Great. Thank you. So now what do I connect A0 to on the ATtiny85v? Should it be pin 0 (PWM, AREF, MOSI)? Or should it be one of the Analog In pins? I tired pin 0, and that seemed to work as a test, but when I run the TinyTuner sketch, it does not seem to be receiving anything under the same setup...

Is the immediate goal to tune the processor using Tiny Tuner?

jrburke99:
I tired pin 0, and that seemed to work as a test, but when I run the TinyTuner sketch, it does not seem to be receiving anything under the same setup...

So don't use TinyTuner...

The goal is indeed to use TinyTuner to adjust the internal oscillator. This is the easiest way I have found. If it worked, of course. But I don't know that I have tried it with everything properly connected. Thus the purpose of this post. To double-check my current knowledge base. My main goal is to learn. I have no immediate NEED of any of this. Just hoping somebody can help me to learn some new things. Thank you!

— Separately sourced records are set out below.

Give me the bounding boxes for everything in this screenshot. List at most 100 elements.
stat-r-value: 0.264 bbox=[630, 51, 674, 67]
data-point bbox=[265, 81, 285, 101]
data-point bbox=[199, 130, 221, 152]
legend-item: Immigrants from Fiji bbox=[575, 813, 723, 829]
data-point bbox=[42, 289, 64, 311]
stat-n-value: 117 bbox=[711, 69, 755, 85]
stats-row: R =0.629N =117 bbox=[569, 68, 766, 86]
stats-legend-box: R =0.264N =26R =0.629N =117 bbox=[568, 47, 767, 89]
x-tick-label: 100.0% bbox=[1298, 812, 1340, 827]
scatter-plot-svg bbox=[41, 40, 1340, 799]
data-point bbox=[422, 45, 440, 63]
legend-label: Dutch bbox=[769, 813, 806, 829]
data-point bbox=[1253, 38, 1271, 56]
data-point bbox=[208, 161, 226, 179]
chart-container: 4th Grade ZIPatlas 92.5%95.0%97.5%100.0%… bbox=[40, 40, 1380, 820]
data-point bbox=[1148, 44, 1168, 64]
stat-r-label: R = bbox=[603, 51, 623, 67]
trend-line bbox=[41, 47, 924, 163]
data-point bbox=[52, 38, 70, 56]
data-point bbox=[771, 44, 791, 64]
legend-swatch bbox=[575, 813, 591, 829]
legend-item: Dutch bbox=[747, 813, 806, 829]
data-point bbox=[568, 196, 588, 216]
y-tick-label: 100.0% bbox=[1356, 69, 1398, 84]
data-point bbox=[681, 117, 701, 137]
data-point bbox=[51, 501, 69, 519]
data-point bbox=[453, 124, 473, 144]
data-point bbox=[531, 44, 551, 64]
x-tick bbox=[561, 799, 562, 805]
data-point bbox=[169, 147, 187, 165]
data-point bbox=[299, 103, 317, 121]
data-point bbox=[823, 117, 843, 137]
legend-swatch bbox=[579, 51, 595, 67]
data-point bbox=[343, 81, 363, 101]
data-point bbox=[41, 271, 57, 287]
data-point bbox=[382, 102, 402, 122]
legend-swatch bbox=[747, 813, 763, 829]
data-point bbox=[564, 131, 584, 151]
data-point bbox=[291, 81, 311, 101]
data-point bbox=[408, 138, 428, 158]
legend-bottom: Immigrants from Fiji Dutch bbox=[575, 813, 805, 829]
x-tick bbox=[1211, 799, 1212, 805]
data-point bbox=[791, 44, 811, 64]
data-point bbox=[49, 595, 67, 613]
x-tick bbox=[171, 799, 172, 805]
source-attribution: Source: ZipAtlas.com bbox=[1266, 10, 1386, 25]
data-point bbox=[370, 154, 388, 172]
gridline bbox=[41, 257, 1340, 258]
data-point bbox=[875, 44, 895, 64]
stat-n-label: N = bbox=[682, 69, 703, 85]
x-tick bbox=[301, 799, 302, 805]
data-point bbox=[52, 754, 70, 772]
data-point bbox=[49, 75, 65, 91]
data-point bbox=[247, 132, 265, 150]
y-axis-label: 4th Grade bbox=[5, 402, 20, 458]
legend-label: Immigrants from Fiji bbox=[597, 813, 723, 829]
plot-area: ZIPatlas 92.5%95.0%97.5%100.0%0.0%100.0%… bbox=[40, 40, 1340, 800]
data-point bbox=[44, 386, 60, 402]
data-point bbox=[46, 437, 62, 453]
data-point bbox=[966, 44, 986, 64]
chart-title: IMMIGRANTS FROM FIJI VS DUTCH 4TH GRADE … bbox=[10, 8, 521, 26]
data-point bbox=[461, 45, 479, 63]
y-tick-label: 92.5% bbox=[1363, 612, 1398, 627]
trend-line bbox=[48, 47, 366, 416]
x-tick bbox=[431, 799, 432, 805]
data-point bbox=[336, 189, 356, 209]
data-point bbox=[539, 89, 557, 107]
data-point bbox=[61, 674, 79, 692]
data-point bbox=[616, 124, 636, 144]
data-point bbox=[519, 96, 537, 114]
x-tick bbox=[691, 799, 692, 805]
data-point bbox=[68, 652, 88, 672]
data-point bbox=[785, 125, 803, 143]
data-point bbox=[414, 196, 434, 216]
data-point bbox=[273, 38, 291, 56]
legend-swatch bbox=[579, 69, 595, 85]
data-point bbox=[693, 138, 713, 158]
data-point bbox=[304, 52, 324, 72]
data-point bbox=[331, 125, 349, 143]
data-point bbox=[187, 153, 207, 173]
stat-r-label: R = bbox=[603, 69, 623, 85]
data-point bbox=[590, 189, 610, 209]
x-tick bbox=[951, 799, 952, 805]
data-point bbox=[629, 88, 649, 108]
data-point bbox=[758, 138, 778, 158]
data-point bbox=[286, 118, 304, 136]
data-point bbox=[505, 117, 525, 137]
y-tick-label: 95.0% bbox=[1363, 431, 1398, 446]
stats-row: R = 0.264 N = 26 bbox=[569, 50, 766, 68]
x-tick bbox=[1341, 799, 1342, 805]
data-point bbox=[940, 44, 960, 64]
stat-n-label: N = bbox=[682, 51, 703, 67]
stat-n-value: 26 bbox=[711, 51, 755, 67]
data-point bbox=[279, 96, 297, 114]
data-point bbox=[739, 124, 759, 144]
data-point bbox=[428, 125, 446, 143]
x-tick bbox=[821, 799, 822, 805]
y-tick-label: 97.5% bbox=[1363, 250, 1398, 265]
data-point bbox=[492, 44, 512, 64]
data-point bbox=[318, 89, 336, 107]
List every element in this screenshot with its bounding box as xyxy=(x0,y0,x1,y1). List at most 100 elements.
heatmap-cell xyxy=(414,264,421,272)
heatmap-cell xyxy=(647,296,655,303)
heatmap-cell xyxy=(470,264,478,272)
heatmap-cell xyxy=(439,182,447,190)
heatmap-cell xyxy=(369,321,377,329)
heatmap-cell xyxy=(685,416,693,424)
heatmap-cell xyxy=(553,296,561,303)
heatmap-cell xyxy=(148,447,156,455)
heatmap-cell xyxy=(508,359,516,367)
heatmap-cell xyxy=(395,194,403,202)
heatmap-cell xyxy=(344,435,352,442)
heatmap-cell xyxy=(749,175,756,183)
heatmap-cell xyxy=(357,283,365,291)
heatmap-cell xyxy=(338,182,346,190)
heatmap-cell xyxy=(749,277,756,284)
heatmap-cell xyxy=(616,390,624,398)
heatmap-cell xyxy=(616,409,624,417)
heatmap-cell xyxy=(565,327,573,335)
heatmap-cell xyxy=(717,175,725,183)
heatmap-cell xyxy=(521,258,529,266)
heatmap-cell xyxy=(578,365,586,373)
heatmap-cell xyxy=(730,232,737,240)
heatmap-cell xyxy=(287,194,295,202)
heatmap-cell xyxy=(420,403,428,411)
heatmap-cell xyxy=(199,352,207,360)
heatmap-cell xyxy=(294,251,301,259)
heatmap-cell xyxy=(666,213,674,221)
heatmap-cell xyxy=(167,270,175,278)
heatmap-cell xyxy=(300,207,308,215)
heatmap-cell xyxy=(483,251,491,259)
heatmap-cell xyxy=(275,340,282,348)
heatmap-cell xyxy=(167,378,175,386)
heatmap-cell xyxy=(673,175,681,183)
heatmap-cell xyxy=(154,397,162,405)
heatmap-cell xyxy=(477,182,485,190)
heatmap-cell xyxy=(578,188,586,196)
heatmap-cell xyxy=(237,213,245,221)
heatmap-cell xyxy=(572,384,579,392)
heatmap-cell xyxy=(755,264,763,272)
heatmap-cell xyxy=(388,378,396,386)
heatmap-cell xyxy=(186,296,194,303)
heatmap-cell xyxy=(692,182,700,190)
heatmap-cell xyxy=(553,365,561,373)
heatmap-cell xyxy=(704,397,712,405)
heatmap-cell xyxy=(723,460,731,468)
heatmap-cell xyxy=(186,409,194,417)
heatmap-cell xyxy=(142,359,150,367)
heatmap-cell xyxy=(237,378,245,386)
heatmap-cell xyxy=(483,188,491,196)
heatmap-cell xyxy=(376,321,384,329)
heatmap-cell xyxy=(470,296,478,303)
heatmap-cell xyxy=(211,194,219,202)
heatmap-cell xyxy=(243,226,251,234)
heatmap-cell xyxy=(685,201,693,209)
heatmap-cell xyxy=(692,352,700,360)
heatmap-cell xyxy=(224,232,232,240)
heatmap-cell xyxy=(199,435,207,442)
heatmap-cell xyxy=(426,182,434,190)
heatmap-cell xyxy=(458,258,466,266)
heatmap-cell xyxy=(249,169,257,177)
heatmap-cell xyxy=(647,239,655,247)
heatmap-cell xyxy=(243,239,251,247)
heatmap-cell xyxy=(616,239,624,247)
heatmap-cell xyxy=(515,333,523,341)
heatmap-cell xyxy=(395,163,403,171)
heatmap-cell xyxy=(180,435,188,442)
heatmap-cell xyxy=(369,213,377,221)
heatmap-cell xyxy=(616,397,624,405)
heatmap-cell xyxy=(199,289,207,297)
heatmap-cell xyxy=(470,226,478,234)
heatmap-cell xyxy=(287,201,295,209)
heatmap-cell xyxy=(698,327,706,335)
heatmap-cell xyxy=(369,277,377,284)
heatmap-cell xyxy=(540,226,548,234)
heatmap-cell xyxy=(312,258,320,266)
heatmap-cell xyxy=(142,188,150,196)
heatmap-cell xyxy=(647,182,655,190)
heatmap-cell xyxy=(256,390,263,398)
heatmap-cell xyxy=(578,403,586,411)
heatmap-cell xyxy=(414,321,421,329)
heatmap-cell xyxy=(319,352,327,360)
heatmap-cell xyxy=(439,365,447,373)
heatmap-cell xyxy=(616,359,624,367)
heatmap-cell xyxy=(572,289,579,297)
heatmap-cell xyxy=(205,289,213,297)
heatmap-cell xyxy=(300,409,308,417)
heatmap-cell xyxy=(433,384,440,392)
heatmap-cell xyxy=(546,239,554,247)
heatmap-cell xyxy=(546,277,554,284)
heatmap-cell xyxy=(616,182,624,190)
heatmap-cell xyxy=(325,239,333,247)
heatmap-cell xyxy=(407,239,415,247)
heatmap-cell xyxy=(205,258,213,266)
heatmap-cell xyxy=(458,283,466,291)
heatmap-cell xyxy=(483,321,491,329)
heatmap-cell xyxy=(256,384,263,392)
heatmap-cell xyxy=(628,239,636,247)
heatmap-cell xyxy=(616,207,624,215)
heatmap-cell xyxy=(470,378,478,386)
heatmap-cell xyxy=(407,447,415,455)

SoftwareSerial is highly dependent on the accuracy of the system clock.

It's not really surprising that changing the clock will affect SoftwareSerial.

I am not sure if you can use the TinyTuner with the TinyISP ?

Anyway if you downloaded the TinyTuner from here:

http://arduino.cc/forum/index.php/topic,8553.0.html

There are four examle sketches in the package, and they include instructions how to use them.

You will need a Serial/USB converter. If you don't have one you can use your Arduino Uno:

Connect a jumperwire from reset to ground.

For safety you should first upload an empty sketch to the UNO, and connect a 220 ohms resistor between tx/RX on the tiny and Arduino.

jrburke99:
The goal is indeed to use TinyTuner to adjust the internal oscillator.

The serial bit timing is used to tune. For a real UART the method works well. SoftwareSerial is not a real UART; the timing is not very precise. SoftwareSerial will not work well for tuning.

You can use the UART on your Arduino (the USB-to-serial converter) by connecting a jumper between RESET and GND (on your Arduino) and then connecting RX, TX, and GND from the programmer (your Arduino) to the target (the ATtiny). As Erni mentioned, you need to include 220+ ohm series resistors on RX and TX to protect both sides. I know up to 5.1K ohm resistors work well. Higher values may also work.

Alternatively, I have a new version of Tiny Tuner that integrates with TinyISP. If you are interested in using it let me know.